Naturally, this has been dismissed in some quarters as unfounded paranoia. But again it is supported by the research – and concerns have also been raised from surprising quarters. Speaking on BBC Radio 4’s World at One back in May, the former BBC chair, Sir Michael Lyons, referred to “some quite extraordinary attacks on the elected leader of the Labour party”.

Where’s the harm?

Does any of this matter? As Greenslade notes, it doesn’t seem to have dented Corbyn’s popularity with Labour party members – as was clear enough from his increased mandate in his second leadership election victory. But it seems unlikely that the relentlessly negative reporting will have had no impact on broader public perceptions of Corbyn and the direction of the party under his leadership. And this is what would matter in a general election.

But elections aside, the way the news media is structured matters a great deal on a day-to-day basis. It’s not so much that it tends to legitimate the status quo – which it does – but that the structure of the media gives strategic advantages to certain actors.
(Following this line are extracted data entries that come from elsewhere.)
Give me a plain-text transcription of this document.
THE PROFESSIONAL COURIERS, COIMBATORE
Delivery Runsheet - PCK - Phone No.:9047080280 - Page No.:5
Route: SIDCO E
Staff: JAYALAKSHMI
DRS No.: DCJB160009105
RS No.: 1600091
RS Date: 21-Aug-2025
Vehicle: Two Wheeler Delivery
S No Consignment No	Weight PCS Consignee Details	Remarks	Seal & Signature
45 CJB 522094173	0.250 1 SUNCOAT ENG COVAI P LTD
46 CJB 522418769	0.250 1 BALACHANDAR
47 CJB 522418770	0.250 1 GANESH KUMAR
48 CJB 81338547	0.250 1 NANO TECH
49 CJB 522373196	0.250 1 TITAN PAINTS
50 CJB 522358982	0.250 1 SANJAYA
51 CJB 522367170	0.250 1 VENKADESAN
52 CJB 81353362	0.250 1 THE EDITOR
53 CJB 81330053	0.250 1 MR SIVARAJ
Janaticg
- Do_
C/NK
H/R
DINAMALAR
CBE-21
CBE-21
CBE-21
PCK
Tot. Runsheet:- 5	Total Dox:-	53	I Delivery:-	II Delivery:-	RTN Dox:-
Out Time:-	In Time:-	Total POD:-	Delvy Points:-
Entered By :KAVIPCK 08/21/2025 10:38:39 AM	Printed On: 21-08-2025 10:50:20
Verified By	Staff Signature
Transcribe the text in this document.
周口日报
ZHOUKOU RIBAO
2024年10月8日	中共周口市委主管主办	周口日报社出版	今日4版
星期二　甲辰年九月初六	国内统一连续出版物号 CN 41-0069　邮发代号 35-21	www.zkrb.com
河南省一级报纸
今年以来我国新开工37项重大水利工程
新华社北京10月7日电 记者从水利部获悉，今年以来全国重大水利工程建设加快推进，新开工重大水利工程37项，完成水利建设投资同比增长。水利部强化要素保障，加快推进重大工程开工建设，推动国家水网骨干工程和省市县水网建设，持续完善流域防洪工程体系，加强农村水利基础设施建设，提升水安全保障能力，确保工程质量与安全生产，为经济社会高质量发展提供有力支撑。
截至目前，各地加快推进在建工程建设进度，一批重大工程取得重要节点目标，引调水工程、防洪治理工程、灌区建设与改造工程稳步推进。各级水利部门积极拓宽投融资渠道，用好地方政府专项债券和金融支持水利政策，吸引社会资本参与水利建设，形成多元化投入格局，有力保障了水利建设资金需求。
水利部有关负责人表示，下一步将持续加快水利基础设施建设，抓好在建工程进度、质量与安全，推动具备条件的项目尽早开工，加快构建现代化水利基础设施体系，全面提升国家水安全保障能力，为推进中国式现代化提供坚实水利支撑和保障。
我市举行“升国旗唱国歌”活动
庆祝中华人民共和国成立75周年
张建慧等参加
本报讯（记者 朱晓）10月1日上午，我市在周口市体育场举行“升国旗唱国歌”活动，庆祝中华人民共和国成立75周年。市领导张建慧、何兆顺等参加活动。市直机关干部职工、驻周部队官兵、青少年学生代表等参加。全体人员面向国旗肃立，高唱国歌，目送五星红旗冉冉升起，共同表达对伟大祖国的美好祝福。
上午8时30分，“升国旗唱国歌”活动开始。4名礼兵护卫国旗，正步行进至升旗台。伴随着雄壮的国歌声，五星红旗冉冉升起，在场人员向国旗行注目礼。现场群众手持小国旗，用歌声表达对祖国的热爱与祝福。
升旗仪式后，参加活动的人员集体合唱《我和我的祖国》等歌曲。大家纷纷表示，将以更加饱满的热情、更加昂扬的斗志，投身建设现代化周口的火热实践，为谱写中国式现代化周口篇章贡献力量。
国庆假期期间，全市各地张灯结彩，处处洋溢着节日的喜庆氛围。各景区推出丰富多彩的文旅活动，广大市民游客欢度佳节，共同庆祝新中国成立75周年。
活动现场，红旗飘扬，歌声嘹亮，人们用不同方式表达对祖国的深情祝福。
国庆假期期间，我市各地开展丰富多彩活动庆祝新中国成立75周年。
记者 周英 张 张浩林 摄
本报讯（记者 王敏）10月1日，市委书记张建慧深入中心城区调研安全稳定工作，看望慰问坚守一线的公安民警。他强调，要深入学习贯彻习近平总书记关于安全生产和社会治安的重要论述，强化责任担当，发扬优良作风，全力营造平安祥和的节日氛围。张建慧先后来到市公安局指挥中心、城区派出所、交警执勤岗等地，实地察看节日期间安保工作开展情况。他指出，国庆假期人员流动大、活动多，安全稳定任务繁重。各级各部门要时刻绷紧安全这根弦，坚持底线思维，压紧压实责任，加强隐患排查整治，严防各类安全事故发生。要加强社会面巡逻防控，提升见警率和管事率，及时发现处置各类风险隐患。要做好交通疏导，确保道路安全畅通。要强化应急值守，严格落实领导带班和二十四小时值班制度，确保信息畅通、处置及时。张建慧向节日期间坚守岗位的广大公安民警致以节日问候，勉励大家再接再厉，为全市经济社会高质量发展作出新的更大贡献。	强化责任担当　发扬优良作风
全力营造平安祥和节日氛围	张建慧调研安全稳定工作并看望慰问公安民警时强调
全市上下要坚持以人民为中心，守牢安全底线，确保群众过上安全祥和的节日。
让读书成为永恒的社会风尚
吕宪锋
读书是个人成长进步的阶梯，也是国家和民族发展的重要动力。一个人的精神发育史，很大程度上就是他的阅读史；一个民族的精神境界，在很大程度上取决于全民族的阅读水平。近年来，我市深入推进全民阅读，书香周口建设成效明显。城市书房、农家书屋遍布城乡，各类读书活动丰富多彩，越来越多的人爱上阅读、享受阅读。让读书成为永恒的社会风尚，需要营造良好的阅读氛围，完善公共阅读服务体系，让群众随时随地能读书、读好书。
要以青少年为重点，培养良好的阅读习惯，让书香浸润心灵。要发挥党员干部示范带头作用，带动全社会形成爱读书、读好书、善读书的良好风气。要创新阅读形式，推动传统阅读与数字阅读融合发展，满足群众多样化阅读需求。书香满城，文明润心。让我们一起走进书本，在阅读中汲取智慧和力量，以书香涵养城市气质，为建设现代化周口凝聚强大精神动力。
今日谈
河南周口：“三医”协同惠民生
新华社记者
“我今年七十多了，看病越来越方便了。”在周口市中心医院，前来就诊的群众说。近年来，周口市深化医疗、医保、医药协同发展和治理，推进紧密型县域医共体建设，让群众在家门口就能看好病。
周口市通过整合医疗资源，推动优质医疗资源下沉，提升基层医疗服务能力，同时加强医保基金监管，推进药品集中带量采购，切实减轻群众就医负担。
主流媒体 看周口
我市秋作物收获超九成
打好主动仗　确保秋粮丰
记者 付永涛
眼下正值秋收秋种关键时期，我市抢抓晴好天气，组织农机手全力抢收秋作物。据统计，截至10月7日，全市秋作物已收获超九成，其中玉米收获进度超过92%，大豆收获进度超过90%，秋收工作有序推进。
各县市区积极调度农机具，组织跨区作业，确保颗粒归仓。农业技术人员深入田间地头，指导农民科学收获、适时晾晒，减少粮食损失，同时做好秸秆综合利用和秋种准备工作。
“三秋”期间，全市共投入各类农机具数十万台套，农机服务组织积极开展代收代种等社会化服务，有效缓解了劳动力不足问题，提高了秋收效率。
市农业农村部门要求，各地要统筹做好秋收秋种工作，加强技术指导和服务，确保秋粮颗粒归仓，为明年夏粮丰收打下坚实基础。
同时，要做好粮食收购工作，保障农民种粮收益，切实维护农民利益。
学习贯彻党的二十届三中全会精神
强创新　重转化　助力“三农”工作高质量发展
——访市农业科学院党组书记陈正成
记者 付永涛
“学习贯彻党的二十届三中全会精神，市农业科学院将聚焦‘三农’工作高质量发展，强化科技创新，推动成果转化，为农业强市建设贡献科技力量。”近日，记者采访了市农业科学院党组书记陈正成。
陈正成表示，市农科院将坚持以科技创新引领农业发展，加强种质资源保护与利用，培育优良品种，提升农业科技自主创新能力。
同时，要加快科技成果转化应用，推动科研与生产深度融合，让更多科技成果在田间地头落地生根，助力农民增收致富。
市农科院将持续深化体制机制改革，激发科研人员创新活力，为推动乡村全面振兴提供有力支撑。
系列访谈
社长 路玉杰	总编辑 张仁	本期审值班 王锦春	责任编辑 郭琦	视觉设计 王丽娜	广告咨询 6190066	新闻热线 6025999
This is well illustrated by the struggles in the Labour Party where the Blairite faction, though it has been unable to offer anything at the level of political ideas in response to Corbyn, has been able to make good use of the news media in its attempts to oust the left-wing leadership.

Movements are of course able to achieve successes in spite of media “bias” – and even outright hostility – especially with the opportunities afforded by new media. We can see this in the resilience of the Labour leadership, and arguably too in the ascendancy of Trump, who while obviously very much part of the US elite, was certainly not the favoured candidate of the establishment.

We should not overstate the power of the media. But the fact that its overall politics and structure is weighed heavily in favour of elite interests certainly has important consequences for the operation of mainstream politics, and presents significant challenges for any transformative political project.